Kvabebi fossil assemblage (Mid-Pliocene, ~3.07 Ma)
| Taxon | Common name / Description | NISP | MNI | Biogeographic affinity | Notes |
|---|---|---|---|---|---|
| Kvabebihyrax kachethicus | Giant hyrax (sheep-sized) | 11 | 5 | Greek-Iranian relict | Descendant of European Pilohyrax; last Eurasian hyrax |
| Hipparion rocinantis | Three-toed horse | 83 | 8 | Eurasian | Last hipparionine horse in W. Eurasia; pre-Equus |
| Ioribos aceros | Bovid (local Leptobos relative) | 234 | 28 | Eurasian | Dominant herbivore; endemic to Caucasus |
| Protoryx heinrichi | Spiral-horned antelope | 72 | 17 | Greek-Iranian relict | Pikermian biome survivor |
| Parasirepsiceros sokolovi | Spiral-horned antelope | 84 | 14 | Greek-Iranian relict | Greek-Iranian province endemic |
| Gazella postmitilini | Gazelle | 80 | 9 | Greek-Iranian relict | Convergent with African gazelles |
| Anancus arvernensis | Gomphothere elephant | 35 | 4 | Eurasian | Last European shovel-tusker |
| Homotherium davitashvili | Scimitar-toothed cat | 7 | 1 | Eurasian | Early Homotherium species |
| Stephanorhinus megarhinus | Woolly rhinoceros ancestor | 53 | 16 | Eurasian | Cold-adapted precursor |
| Puma pardoides | Eurasian puma | 2 | 1 | Greek-Iranian relict | Earliest puma in Eurasia |
| Chasmaportetes lunensis | Hunting hyena | 1 | 1 | Eurasian | Holarctic distribution |
| Propotamochoerus provincialis | Early suid (pig) | 37 | 8 | Eurasian | Wetland-adapted omnivore |
| Eucladoceros sp. | Bushy-antlered deer | 6 | 3 | Eurasian | Earliest cervid dispersal into Europe |
| Pseudalces sp. | Early elk/moose ancestor | 6 | 2 | Eurasian | Pre-Alces cervid |
| Nycterentes megamastoides | Raccoon dog | 70 | 9 | Eurasian | Opportunistic omnivore |
| Dinofelis abeli | Scimitar cat | 1 | 1 | Greek-Iranian relict | Last Eurasian representative |
| Oryx (Aegoryx) sp. | Beisa oryx-like antelope | 1 | 1 | Greek-Iranian relict | Desert-adapted survivor |
| TOTAL |  | 808 | 138 |  |  |

Key:
- NISP: Number of Identified Specimens
- MNI: Minimum Number of Individuals

== Implications for human evolution ==
Kvabebi's ecosystem — dated to 3.07 Ma — exhibited under 25% faunal similarity to contemporary African sites like Hadar, confirming no functional biological corridor existed with Africa at that time.

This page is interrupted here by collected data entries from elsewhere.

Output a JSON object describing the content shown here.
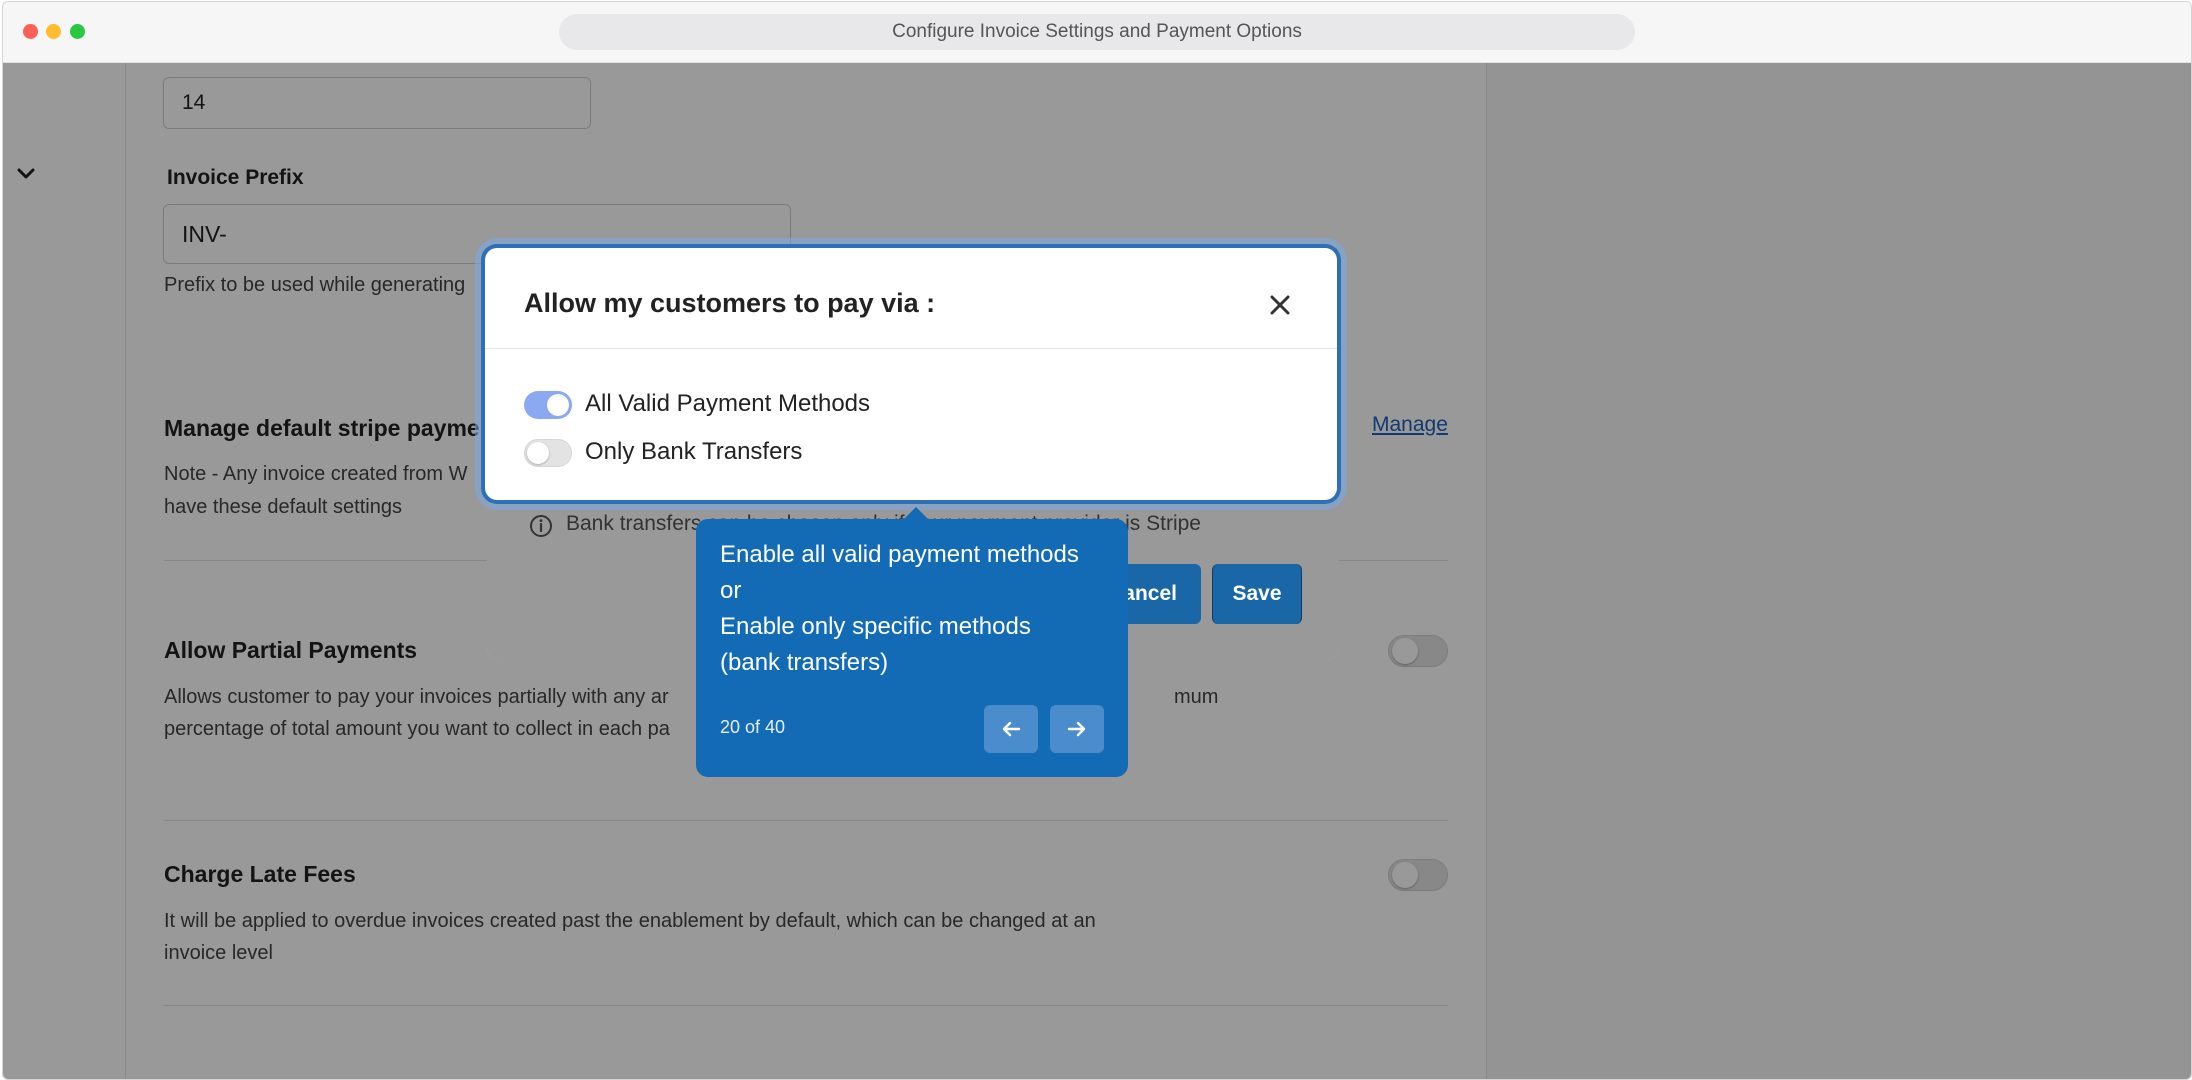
{
  "window": {
    "title": "Configure Invoice Settings and Payment Options"
  },
  "form": {
    "days_value": "14",
    "invoice_prefix": {
      "label": "Invoice Prefix",
      "value": "INV-",
      "help": "Prefix to be used while generating"
    },
    "stripe": {
      "title": "Manage default stripe payme",
      "note_line1": "Note - Any invoice created from W",
      "note_line2": "have these default settings",
      "manage_link": "Manage"
    },
    "partial_payments": {
      "title": "Allow Partial Payments",
      "desc_line1_a": "Allows customer to pay your invoices partially with any ar",
      "desc_line1_b": "mum",
      "desc_line2": "percentage of total amount you want to collect in each pa",
      "enabled": false
    },
    "late_fees": {
      "title": "Charge Late Fees",
      "desc_line1": "It will be applied to overdue invoices created past the enablement by default, which can be changed at an",
      "desc_line2": "invoice level",
      "enabled": false
    }
  },
  "modal": {
    "title": "Allow my customers to pay via :",
    "options": [
      {
        "label": "All Valid Payment Methods",
        "enabled": true
      },
      {
        "label": "Only Bank Transfers",
        "enabled": false
      }
    ],
    "info_text": "Bank transfers can be chosen only if your payment provider is Stripe",
    "cancel_label": "ancel",
    "save_label": "Save"
  },
  "tooltip": {
    "lines": [
      "Enable all valid payment methods",
      "or",
      "Enable only specific methods",
      "(bank transfers)"
    ],
    "step": "20 of 40"
  },
  "colors": {
    "accent": "#136bb6",
    "button": "#1a67a8",
    "toggle_on": "#8aa9f0"
  }
}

Furthermore, Kvabebi's relict species (e.g., Kvabebihyrax, Protoryx) are entirely absent at Dmanisi, indicating this fauna vanished by around 2.8 Ma — 1.2 million years before hominins arrived in Georgia's Dmanisi region (around 1.8 Ma).

Thus, Kvabebi represents a dead-end refuge for Miocene survivors, not a "savanna bridge" for hominins. Early humans seem to have expanded not by tracking familiar habitats, but in response to Quaternary ice-age pulses that disrupted African environments.